Still, all is not lost. Having spent hours in traffic, snarled mainly by people leaving work early to collect costumes or to start the pre-all-inclusive lime...lime, I had the great fortune of hearing a track recorded by an artiste called Blaxx. Carnival Jumbie is easily the most lyrically riveting soca tune on air today. He conjures imagery of being assaulted by this malevolent force...the jumbie, while in the throes of Carnival ecstasy. "Boodoop, waddap... boodoop waddap waddap...the only time ah gettin' de feelin' is when ah beatin' de puncheon oi eee oi!" It is absolutely brilliant! One disappointment though. This track is recorded on what the kids are calling a "riddim." This means other soca songs can be heard riding the very same melody used by Blaxx for this very inventive song. So as far as musical originality goes, he gets a zero for that. Well I guess you can't have it all.
Most might be surprised to hear me say this, but I am excited to see the mas return to the Savannah, notwithstanding the egregious offence to aesthetic sensibilities imposed by those two monoliths erected to accommodate the thousands of spectators. What can you do? You can't very well green it up with a giant bamboo pavilion. This is where there will be a concentration of colour, dizzying contrasts in the imagery created by the application of varied materials, shiny bits, gaudy feathers, glitter-dusted skins and Brian McFarlane's bed sheet crew breaking up the pattern of what will essentially be one conglomerated mas band (Brian, I know you will take that in the spirit in which it was intended, or at least the spirit which you think is most appropriate.)
So what if most of the music is an international embarrassment! One must digest the spectacle as a whole and resist the urge to ruminate on the minor details. OK, so Ravi B did something incredibly stupid and patently pre-meditated, but chutney music is on a growth trajectory that cannot be denied. Very soon this artform will take its rightful place alongside soca as some of the most abominable music this country is capable of producing! Nothing, of course, can outshine the majesty of pan! Nothing except, perhaps, a couple recalcitrant DJs and a North Stand chock-a-block with completely indifferent patrons. That, however, has always been the trend though. The Grand Stand is primarily concerned with who is who on the stage and the North Stand is pre-occupied with who is who in the North Stand.

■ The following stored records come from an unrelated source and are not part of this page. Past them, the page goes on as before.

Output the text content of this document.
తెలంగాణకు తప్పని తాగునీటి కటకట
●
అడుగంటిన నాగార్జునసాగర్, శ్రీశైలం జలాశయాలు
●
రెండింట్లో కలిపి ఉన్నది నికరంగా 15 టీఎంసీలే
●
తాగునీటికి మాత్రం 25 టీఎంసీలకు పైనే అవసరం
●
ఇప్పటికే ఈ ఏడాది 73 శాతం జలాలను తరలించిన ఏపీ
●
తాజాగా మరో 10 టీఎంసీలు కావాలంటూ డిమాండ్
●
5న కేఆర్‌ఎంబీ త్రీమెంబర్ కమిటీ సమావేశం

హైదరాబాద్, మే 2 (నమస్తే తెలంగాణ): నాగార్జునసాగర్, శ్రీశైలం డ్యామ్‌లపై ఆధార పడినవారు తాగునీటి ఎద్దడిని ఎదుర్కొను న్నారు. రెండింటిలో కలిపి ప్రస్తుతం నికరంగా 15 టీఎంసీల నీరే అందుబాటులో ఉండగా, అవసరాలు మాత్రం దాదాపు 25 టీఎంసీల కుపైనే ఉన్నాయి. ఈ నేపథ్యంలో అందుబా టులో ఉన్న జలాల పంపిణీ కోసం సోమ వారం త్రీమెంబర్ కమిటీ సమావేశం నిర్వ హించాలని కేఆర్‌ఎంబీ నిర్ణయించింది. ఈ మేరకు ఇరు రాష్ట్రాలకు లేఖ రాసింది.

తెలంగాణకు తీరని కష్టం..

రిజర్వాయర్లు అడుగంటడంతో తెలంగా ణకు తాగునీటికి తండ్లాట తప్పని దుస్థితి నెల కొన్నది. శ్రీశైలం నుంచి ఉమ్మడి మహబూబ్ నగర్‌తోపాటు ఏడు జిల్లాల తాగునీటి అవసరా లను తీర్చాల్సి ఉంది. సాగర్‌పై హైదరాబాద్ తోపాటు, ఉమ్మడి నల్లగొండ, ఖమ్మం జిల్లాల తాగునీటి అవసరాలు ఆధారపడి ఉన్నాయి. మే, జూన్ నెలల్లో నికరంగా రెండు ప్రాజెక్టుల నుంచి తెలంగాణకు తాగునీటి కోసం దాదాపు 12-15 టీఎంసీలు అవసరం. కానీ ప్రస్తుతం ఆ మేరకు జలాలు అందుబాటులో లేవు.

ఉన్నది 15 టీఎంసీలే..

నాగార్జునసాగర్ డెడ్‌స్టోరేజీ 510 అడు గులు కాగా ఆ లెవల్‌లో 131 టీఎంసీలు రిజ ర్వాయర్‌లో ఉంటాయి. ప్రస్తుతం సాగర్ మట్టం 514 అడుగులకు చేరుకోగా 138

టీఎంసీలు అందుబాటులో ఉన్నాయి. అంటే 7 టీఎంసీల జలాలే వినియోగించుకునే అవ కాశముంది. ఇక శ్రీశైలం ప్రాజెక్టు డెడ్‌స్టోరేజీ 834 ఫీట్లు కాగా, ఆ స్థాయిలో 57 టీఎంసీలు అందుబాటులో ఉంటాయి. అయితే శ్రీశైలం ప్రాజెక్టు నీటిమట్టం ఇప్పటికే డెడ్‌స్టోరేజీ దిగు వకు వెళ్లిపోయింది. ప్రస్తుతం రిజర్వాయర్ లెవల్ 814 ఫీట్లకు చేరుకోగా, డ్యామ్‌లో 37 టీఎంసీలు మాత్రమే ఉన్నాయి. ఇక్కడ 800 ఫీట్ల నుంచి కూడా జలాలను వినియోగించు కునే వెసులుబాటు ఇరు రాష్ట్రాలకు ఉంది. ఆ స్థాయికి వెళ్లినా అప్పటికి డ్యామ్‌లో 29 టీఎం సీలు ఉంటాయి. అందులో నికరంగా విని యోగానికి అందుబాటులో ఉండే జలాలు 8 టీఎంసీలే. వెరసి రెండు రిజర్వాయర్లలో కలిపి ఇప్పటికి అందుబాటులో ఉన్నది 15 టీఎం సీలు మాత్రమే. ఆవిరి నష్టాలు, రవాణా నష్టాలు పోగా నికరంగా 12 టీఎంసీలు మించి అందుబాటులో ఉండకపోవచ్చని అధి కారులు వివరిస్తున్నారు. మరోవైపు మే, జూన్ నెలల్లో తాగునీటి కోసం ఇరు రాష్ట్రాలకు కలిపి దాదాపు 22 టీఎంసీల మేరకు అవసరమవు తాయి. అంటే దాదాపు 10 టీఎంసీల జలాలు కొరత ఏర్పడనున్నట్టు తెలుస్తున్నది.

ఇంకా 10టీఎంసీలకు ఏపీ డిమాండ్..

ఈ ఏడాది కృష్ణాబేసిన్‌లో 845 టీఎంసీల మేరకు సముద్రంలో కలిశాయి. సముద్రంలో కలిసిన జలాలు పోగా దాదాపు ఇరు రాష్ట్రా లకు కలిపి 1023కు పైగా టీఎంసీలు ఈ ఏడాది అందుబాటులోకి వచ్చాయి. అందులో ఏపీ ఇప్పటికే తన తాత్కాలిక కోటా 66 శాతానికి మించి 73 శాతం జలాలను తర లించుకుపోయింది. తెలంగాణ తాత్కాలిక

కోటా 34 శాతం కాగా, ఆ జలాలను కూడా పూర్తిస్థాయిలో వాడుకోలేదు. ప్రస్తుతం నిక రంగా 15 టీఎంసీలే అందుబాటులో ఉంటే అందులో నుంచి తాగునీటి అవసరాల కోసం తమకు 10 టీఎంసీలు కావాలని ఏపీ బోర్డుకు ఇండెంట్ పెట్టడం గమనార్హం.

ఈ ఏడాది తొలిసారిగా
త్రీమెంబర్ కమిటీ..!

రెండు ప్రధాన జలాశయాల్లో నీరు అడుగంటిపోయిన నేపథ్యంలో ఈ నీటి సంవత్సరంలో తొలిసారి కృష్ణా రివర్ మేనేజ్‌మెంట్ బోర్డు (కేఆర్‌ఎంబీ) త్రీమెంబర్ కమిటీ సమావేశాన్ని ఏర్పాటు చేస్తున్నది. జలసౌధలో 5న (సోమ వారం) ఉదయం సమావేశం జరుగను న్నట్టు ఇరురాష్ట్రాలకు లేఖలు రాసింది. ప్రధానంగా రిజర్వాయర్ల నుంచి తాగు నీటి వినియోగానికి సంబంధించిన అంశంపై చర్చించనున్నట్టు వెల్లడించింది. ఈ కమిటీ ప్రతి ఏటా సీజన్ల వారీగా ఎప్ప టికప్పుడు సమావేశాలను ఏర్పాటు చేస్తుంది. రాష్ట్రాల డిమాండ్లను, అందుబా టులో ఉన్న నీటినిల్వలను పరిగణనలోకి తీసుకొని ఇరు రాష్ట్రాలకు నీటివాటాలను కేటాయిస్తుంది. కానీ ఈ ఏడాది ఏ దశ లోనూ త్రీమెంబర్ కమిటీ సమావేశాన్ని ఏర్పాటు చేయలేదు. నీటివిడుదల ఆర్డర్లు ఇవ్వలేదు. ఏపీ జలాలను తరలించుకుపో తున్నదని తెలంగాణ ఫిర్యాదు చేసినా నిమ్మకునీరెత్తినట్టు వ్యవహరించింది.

That, folks, is all part of who we are and what Carnival is. The spirit of Carnival will prevail; evolution aside, it continues to express our aspirations as a people, forged in the crucible of experiences as a developing nation. For some, it will always be the two days out of the year when it is perfectly acceptable to get completely blotto wearing nothing but a bikini or quite alright to sleep in a grimy canal without being scooped up by Louis Lee Sing's vagrant hunting party. For most I suspect, even for those who want no part of it, Carnival is an inimitable manifestation of the soul of our people. Have a great Khannival! Be safe out there and ladies...do not accept any offers of "a safe place to pee."